The Terminal will have the highest number of aerobridges in the world at a single site, 78. Only the Changi airport at Singapore comes close with 64 aerobridges. The present international terminal at Delhi has 10 aerobridges. The aerobridges are designed to handle 600 passengers per hour and cater to the largest aircraft in the world, the super-jumbo Airbus A-380 which can carry over 500 passengers. With the new aerobridges, an A-380 will be able to load 555 passengers in about 25 minutes.

The terminal is ‘barrier free’ to suit the requirements of passengers with special needs or reduced mobility besides safe wheel-chair access to and from the aircraft.

The plush terminal will also have 63 elevators, 35 escalators and 92 automatic walkways. The present terminal has only one escalator and no automatic walkway. The ‘travelators’ will reduce commuting time from one place to another inside the three-kilometre long terminal building.

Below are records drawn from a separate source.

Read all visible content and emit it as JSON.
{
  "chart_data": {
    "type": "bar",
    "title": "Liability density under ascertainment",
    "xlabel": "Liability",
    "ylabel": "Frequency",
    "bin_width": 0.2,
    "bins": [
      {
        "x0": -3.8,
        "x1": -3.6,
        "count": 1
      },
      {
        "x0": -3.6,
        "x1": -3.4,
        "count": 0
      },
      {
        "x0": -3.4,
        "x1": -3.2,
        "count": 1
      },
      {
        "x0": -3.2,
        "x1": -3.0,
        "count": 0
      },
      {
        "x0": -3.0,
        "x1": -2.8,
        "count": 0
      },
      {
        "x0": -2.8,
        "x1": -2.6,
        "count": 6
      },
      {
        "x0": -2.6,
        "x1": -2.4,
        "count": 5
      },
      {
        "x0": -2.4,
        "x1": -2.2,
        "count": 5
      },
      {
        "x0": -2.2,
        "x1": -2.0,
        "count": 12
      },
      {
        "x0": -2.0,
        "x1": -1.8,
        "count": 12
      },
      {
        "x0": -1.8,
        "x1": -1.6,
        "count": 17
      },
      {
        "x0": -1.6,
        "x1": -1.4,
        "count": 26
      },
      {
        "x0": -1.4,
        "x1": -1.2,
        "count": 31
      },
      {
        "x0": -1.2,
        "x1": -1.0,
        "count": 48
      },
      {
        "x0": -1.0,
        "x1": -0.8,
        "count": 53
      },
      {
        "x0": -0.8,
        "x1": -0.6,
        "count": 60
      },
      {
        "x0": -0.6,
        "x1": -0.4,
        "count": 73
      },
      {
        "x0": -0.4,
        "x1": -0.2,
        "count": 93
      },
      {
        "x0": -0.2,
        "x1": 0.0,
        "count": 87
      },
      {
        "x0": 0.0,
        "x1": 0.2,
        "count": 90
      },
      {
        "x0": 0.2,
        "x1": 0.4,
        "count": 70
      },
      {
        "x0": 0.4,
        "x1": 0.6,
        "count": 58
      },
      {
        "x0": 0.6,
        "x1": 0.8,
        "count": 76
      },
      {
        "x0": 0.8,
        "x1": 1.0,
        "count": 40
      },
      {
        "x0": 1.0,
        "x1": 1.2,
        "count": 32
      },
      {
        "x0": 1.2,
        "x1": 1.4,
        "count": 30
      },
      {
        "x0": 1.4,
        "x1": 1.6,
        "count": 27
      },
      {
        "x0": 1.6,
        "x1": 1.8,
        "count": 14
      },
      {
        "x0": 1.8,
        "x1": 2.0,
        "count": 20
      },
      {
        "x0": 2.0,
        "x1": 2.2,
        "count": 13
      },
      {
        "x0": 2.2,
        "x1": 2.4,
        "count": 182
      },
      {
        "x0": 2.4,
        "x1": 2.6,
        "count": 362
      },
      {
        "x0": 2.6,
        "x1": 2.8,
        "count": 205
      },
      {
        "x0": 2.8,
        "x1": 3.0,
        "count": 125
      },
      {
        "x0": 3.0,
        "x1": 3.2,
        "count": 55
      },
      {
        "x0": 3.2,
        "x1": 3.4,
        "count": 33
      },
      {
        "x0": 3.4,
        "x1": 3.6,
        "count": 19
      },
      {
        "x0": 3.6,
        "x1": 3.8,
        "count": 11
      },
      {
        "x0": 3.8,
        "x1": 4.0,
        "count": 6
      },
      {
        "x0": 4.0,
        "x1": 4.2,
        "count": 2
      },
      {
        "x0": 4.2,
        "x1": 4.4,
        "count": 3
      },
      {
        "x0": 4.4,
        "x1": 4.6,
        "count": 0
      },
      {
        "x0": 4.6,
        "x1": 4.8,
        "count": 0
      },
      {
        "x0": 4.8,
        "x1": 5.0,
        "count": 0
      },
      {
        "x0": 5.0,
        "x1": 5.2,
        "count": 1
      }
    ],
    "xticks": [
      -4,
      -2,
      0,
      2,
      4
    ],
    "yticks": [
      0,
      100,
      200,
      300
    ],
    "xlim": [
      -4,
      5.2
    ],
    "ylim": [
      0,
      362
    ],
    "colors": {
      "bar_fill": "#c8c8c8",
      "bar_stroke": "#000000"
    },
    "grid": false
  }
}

The terminal is also designed to make Delhi an aviation hub and cater to transit passengers. Passengers who now prefer to halt at places like Dubai for connecting flights, will now have another option before them, claimed a spokesman of the Bangalore-based construction company GMR, which has promoted the Delhi Airport International Ltd ( DIAL) as a joint venture with Airport Authority of India, Fraport of Germany and Malyasian Airport Holdings.

A transit hotel on the top floor with as many as 100 rooms, business centres, malls covering 20,000 square metres of retail space and luxury lounges are the other features of the plush terminal.

While the new terminal building of the Beijing airport took 60 months to complete, Terminal 3 at IGI, the spokesman added, was completed in a record time of 37 months. The terminal will have 168 check-in counters and 95 immigration desks with 49 of them for out-bound passengers.

The Terminal, all glass, chrome and metal, has huge hands, folded in greeting, at the arrival lounge.

The walkways have been connected to the air-conditioned multi-level car parking underground, which will have a capacity to hold 4,300 cars.